This book was provided to my by the author at no cost.
The main problem, for me, with Guns of the Dawn is that I thought I was getting a book based on the French Revolution, with a bit of magic. So I was expecting it to actually be about the French side, and I was excited to try and find familiar faces or at least familiar issues. However, that is not what I got. The extent to which this is based on the French Revolution is that Denland has had a revolution, and now has no king, and is at war with one of its neighbours. The Goodreads outline tells me that it’s pseudo-Napoleonic, and the era feels about right for that, but still there’s nothing obvious to connect them except the regicide bit and the war-with-neighbours bit (I’m not a Napoleonic Wars expert, so I’d be interested to hear from others who see closer resemblances). I freely admit this is a problem with my expectations and not a problem with the book, but it did colour my reading of it a lot and – well, that’s just the reality.
In attitude, this novel feels far more closely aligned with World War 1, reflecting its having been written (I presume) and published around the centenary anniversary. There’s a lot about the futility of war, and the horrendous conditions where most of the action takes place has thunderous echoes of trench warfare (and of jungle warfare too, from later wars). There’s also issues of new technology, mimicking some of the developments of WW1 (and the recount of a cavalry charge being mown down by artillery parallels the story often told about Poland and the Germans in WW2).
The book opens with the protagonist, Emily, in her first battle in an area known as the Levant. After that, the first third is mostly about Emily’s life before being called up as a soldier, and I guess it’s a story of manners: the family are gentry but poor, there’s three sisters and only one married and no parents; there’s a jumped-up, venal bureaucrat and problems with how to keep the estate going while the men are gradually drained off to go fight Denland. This section felt too long by about half. I understand that Tchaikovsky is trying to show how genteel and simultaneously how resourceful Emily is, but it really just dragged on and without the knowledge that she was soon going to be fighting, and that then something different would happen, I may have stopped. Don’t get me wrong, I have no problem with that sort of book when I know what I’m in for. But the title doesn’t give any clue that one third of the book will be Austen-esque, and neither does the blurb. And even if I did anticipate it – Too. Long.
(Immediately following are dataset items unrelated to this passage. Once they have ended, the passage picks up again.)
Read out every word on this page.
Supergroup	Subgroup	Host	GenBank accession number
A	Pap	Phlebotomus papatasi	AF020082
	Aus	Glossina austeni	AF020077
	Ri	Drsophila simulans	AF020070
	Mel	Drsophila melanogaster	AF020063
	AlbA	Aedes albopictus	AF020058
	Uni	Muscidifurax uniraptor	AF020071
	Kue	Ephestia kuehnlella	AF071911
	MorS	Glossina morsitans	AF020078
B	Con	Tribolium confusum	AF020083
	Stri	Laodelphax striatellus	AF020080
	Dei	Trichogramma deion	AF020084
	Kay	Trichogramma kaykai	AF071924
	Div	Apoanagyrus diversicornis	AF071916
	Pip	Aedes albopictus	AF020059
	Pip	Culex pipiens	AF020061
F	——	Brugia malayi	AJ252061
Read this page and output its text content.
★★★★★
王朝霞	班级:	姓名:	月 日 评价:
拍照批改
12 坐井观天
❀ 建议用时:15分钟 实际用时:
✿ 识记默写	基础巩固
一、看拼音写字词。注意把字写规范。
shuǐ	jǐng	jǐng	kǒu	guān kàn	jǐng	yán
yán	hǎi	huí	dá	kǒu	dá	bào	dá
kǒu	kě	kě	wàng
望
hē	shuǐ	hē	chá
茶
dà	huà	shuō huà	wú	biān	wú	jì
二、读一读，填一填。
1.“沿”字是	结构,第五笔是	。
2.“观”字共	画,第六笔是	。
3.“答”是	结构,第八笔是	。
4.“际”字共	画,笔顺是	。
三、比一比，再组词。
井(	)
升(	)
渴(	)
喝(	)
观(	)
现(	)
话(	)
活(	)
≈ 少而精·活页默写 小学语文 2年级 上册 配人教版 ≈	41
Most of the rest of the story is a fairly relentless meditation on the unpleasantness of war. Lots of people die. There are terrifying battles where finding the enemy and negotiating the ever-shifting swamp are equally difficult. There’s some of the difficulties you’d expect from having women in a man’s army. Tchaikovsky also includes those moments of camaraderie that every war-story needs, both for verisimilitude and to break up the unrelenting horror. Again, I found this part of the story too long. There was too much floundering in the swamp, too much focus on problems in the camp. It ended up losing some of its impact because I got impatient.
Is the book well written? Yes, the prose is entirely readable – after all, I read something like 650 pages (ebook) even though I wasn’t entirely convinced by the whole set up. Are some of my issues with the book entirely my own and not the book’s? Indubitably. But I still think it would have been better if it had been cut by a third.